Thursday, March 13, 2008

All the Lonely People

"Eleanor Rigby" has to be one of my all-time favorite songs. It is on a Beatles album in my Cadillac's CD-changer and I must have listened to it hundreds of times in the car alone. Not many pieces of music keep on growing with each listening but this one does. I have even forgotten it is a "pop" song. I can listen to Kreisler the next minute and feel equally at home. Even the lyrics are incredibly potent and their message hasn't grown old in all these decades I've listened to the song. I even feel like I know Father Mackenzie, or a person just like him. I also love the "Yellow Submarine" which I have as a DVD, and "Eleanor Rigby" is the first real song in it. Our society and politicians would be wise to listen to the opening verse of "All the lonely people, where do they come from?" Our country is full of people like Eleanor, pictured here as a statue that the city of Liverpool put up. The denizens of that city seem to know when they have something culturally valuable, and also have the bravery of getting rid of parasitic people threatening their unique culture.

The loneliness of people brings to mind my wife Marjorie's sister Karen. She chose to become sort of a hermit and take care of her adopted son who at times had been at odds with law and society. A life-long smoker, she had been in poor health with COPD for some time. In January, soon after I posted my "Finale" essay, her son found her dead on the floor upon returning home after midnight. Among other hardships, losing both parents and two out of three siblings in a short time span would be a lot to take even for the strongest of us. Against my advice, my wife went to work feeling obligated to fulfill her duty for the pit band, and played a wrong note in a solo while tears were still flowing from her eyes. A couple weeks later a registered letter arrived from the pit band's conductor, pointing out the wrong note and accusing her of various other things, such as playing every solo in the 2,500+ hall "too loudly" and her standards not being up to the level of his "excellent orchestra". Now, we are talking about the same conductor who also directs a community orchestra and sorely lacks an ability to fix intonation in the winds and brass. At times the pitch can be hair-raising, at least during the few occasions I have agreed to sub in the pit. Dying can be dangerous to your family's health indeed.
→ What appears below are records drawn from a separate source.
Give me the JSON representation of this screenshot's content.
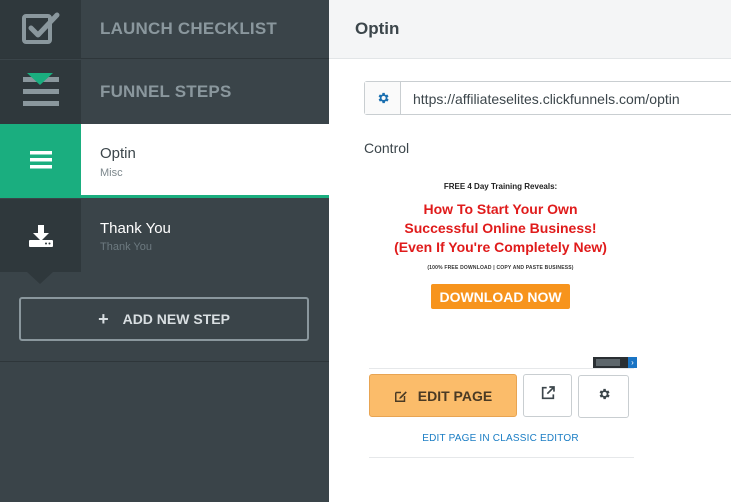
{
  "sidebar": {
    "launch_checklist": "LAUNCH CHECKLIST",
    "funnel_steps": "FUNNEL STEPS",
    "steps": [
      {
        "title": "Optin",
        "subtitle": "Misc"
      },
      {
        "title": "Thank You",
        "subtitle": "Thank You"
      }
    ],
    "add_new_step": "ADD NEW STEP",
    "add_icon": "+"
  },
  "main": {
    "title": "Optin",
    "url": "https://affiliateselites.clickfunnels.com/optin",
    "control_label": "Control",
    "preview": {
      "top_line": "FREE 4 Day Training Reveals:",
      "headline": "How To Start Your Own Successful Online Business! (Even If You're Completely New)",
      "small_line": "(100% FREE DOWNLOAD | COPY AND PASTE BUSINESS)",
      "button": "DOWNLOAD NOW",
      "badge_arrow": "›"
    },
    "edit_page": "EDIT PAGE",
    "classic_editor": "EDIT PAGE IN CLASSIC EDITOR"
  },
  "colors": {
    "sidebar_bg": "#3a4449",
    "active_green": "#1aae7f",
    "edit_orange": "#fbbc6a",
    "headline_red": "#e01b1b",
    "link_blue": "#1a7dc4"
  },
  "icons": {
    "launch": "checkbox-check-icon",
    "funnel": "bars-icon",
    "optin": "list-bars-icon",
    "thankyou": "download-tray-icon",
    "url": "gear-icon",
    "edit": "pencil-square-icon",
    "external": "external-link-icon",
    "settings": "gear-icon"
  }
}
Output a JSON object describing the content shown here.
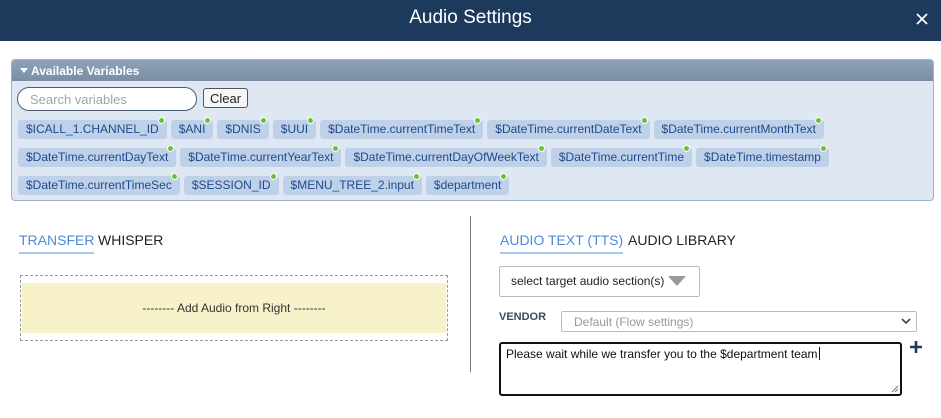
{
  "dialog": {
    "title": "Audio Settings"
  },
  "variables_panel": {
    "header": "Available Variables",
    "search_placeholder": "Search variables",
    "clear_label": "Clear",
    "rows": [
      [
        {
          "label": "$ICALL_1.CHANNEL_ID",
          "dot": true
        },
        {
          "label": "$ANI",
          "dot": true
        },
        {
          "label": "$DNIS",
          "dot": true
        },
        {
          "label": "$UUI",
          "dot": true
        },
        {
          "label": "$DateTime.currentTimeText",
          "dot": true
        },
        {
          "label": "$DateTime.currentDateText",
          "dot": true
        },
        {
          "label": "$DateTime.currentMonthText",
          "dot": true
        }
      ],
      [
        {
          "label": "$DateTime.currentDayText",
          "dot": true
        },
        {
          "label": "$DateTime.currentYearText",
          "dot": true
        },
        {
          "label": "$DateTime.currentDayOfWeekText",
          "dot": true
        },
        {
          "label": "$DateTime.currentTime",
          "dot": true
        },
        {
          "label": "$DateTime.timestamp",
          "dot": true
        }
      ],
      [
        {
          "label": "$DateTime.currentTimeSec",
          "dot": true
        },
        {
          "label": "$SESSION_ID",
          "dot": true
        },
        {
          "label": "$MENU_TREE_2.input",
          "dot": true
        },
        {
          "label": "$department",
          "dot": true
        }
      ]
    ]
  },
  "left_tabs": [
    {
      "label": "TRANSFER",
      "active": true
    },
    {
      "label": "WHISPER",
      "active": false
    }
  ],
  "audio_drop": {
    "label": "-------- Add Audio from Right --------"
  },
  "right_tabs": [
    {
      "label": "AUDIO TEXT (TTS)",
      "active": true
    },
    {
      "label": "AUDIO LIBRARY",
      "active": false
    }
  ],
  "section_select": {
    "label": "select target audio section(s)"
  },
  "vendor": {
    "label": "VENDOR",
    "value": "Default (Flow settings)"
  },
  "tts": {
    "text": "Please wait while we transfer you to the  $department team"
  },
  "colors": {
    "titlebar": "#1d3a5c",
    "chip_bg": "#bfd0e9",
    "chip_text": "#1e4a8a",
    "chip_dot": "#6cbf3a",
    "active_tab": "#4e8ad6",
    "drop_bg": "#f8f2cb"
  }
}
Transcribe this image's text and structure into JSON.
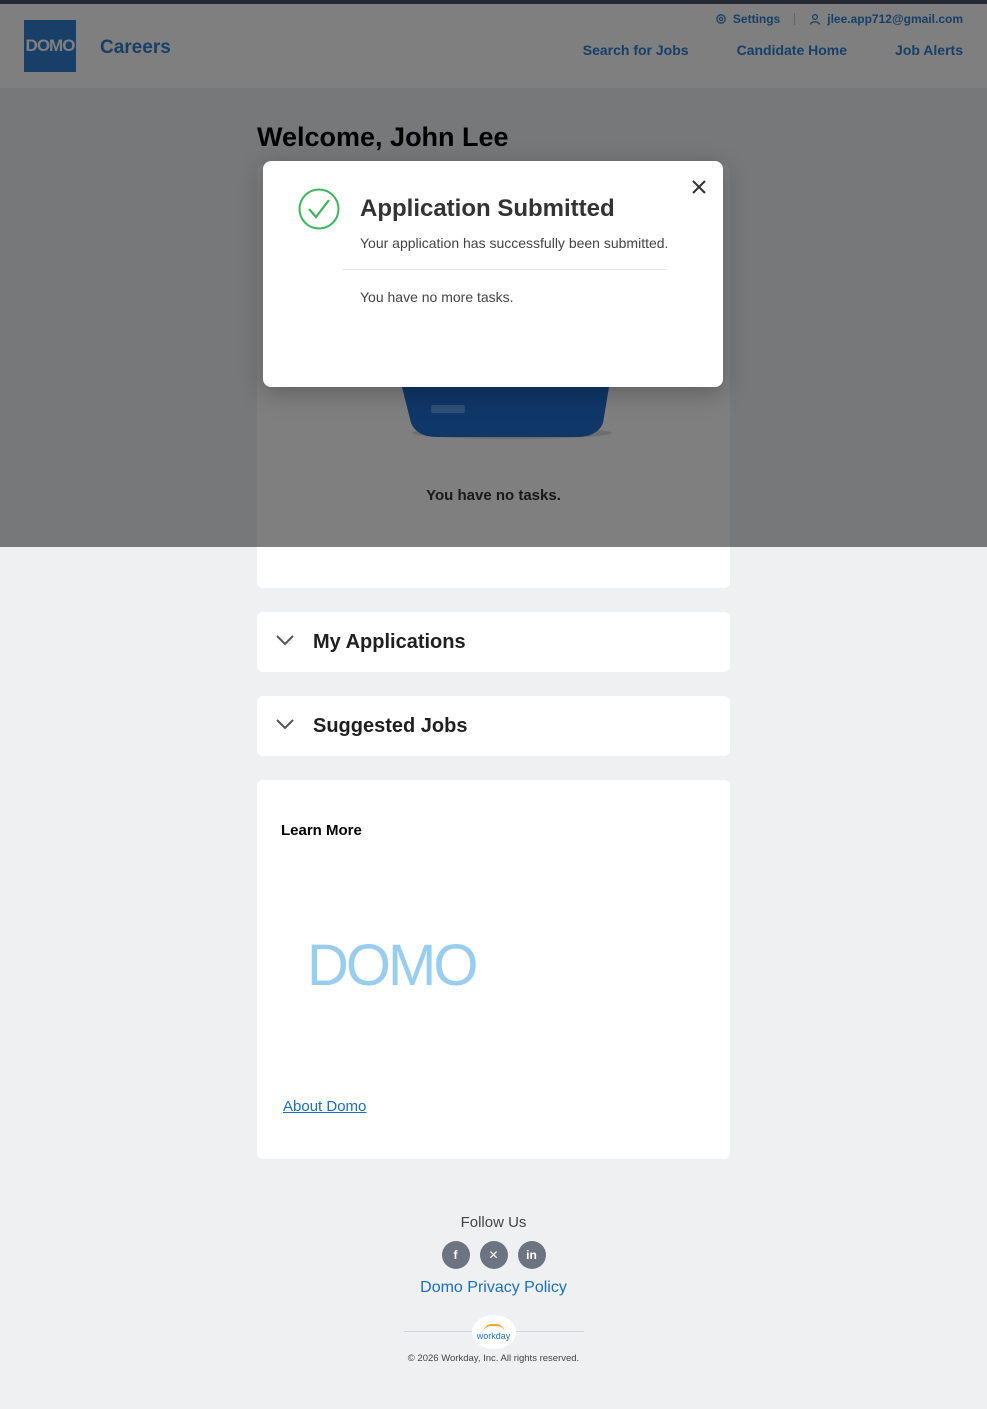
{
  "header": {
    "logo_text": "DOMO",
    "brand": "Careers",
    "settings_label": "Settings",
    "user_email": "jlee.app712@gmail.com",
    "nav": [
      "Search for Jobs",
      "Candidate Home",
      "Job Alerts"
    ]
  },
  "welcome": "Welcome, John Lee",
  "tasks": {
    "empty_label": "You have no tasks."
  },
  "sections": {
    "my_applications": "My Applications",
    "suggested_jobs": "Suggested Jobs"
  },
  "learn_more": {
    "title": "Learn More",
    "logo_text": "DOMO",
    "about_link": "About Domo"
  },
  "footer": {
    "follow_us": "Follow Us",
    "socials": [
      "facebook",
      "x",
      "linkedin"
    ],
    "privacy_policy": "Domo Privacy Policy",
    "workday_logo": "workday",
    "copyright": "© 2026 Workday, Inc. All rights reserved."
  },
  "modal": {
    "title": "Application Submitted",
    "message": "Your application has successfully been submitted.",
    "sub_message": "You have no more tasks."
  },
  "colors": {
    "accent": "#2f7fd0",
    "success": "#3cb55a",
    "link": "#1a6ec0"
  }
}
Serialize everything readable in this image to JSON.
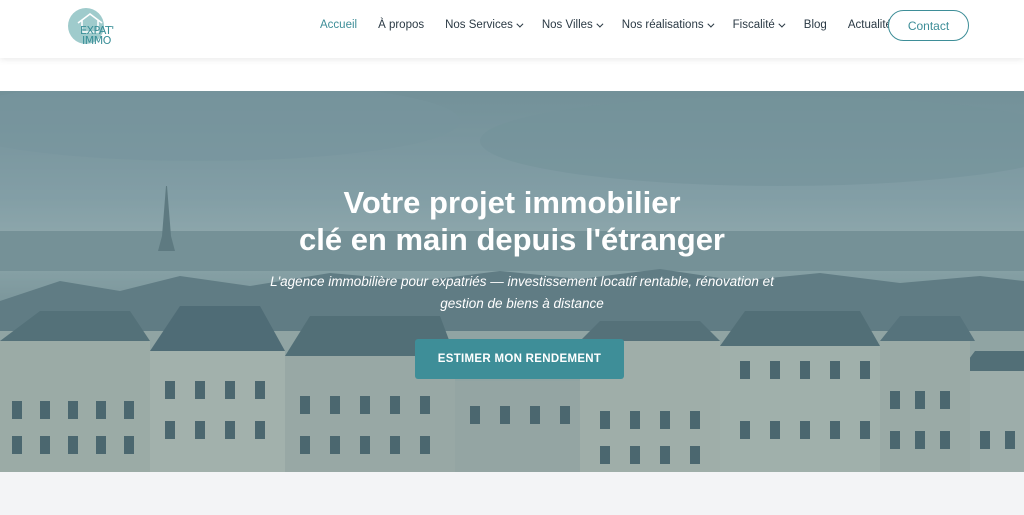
{
  "logo": {
    "line1": "EXPAT'",
    "line2": "IMMO"
  },
  "nav": {
    "items": [
      {
        "label": "Accueil",
        "active": true,
        "dropdown": false
      },
      {
        "label": "À propos",
        "active": false,
        "dropdown": false
      },
      {
        "label": "Nos Services",
        "active": false,
        "dropdown": true
      },
      {
        "label": "Nos Villes",
        "active": false,
        "dropdown": true
      },
      {
        "label": "Nos réalisations",
        "active": false,
        "dropdown": true
      },
      {
        "label": "Fiscalité",
        "active": false,
        "dropdown": true
      },
      {
        "label": "Blog",
        "active": false,
        "dropdown": false
      },
      {
        "label": "Actualités",
        "active": false,
        "dropdown": false
      }
    ],
    "contact": "Contact"
  },
  "hero": {
    "title_line1": "Votre projet immobilier",
    "title_line2": "clé en main depuis l'étranger",
    "subtitle": "L'agence immobilière pour expatriés — investissement locatif rentable, rénovation et gestion de biens à distance",
    "cta": "ESTIMER MON RENDEMENT"
  },
  "colors": {
    "accent": "#3e8e98",
    "nav_text": "#2b3a45",
    "bottom_bg": "#f3f4f6"
  }
}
Needless to say my wife, a violinist of renown, has decided to put an end to dealing with such donkey's orifices. More details will follow on my blog in June. As I can testify from my own experience, there is life with nice people out there, but perhaps not in the place you are working.

The mail just brought a recording of the Jules Conus Violin Concerto among other great performances by Jascha Heifetz. Officially the disc is nowhere to be found and someone was asking over $100 for it on the web, probably thinking of cashing in on a hard-to-find item. To my delight, the reproduction of the recording had been reauthorized to ArkivMusic.com and I had to pay only a tenth of the aforementioned greedy request. We do have the work on a LP vinyl, but I am not about to let a student borrow that. Interestingly, these also were two lonely people towards the end of their lives, both Conus and Heifetz. The composer couldn't hear his music performed in his native Soviet Union as he was Jewish and Stalin would have none of that; neither would many other Slavic anti-Semites, the Polish included. More on that will be discussed in a future entry. Heifetz was a victim of his own fame and also having the wrong kind of people around him. Like a lottery winner suddenly finding zillions of new friends, not to mention previously unknown relatives, the old master of the violin was also surrounded by people who wanted something out of the "friendship" for themselves. When Mr. Heifetz grew older and was no longer performing, or even teaching, there wasn't much anyone could benefit from. Those who stayed true to him did so because they cared and loved the man in spite of his less-than-perfect people skills.

I was up in the wee hours last night composing a letter to a dear student who is facing probably an imminent life-and-death issue in her family. I reminded her that her grandfather will be surrounded by a loving family and friends and that he will be remembered and cherished as long as these people live. Likewise, I know that if I were to die tomorrow, I have done well as a father and a husband, and that there even are numerous students that will remember me with kind and loving thoughts. It must be scary to be old and know that the Grim Reaper will soon call and have no one to turn to for comfort. That just might be the case for a Mr. Kerfuffle: he will drop dead kerplunk! Not even Kermit the Frog will take out his kerchief to wipe his non-existent amphibian tears.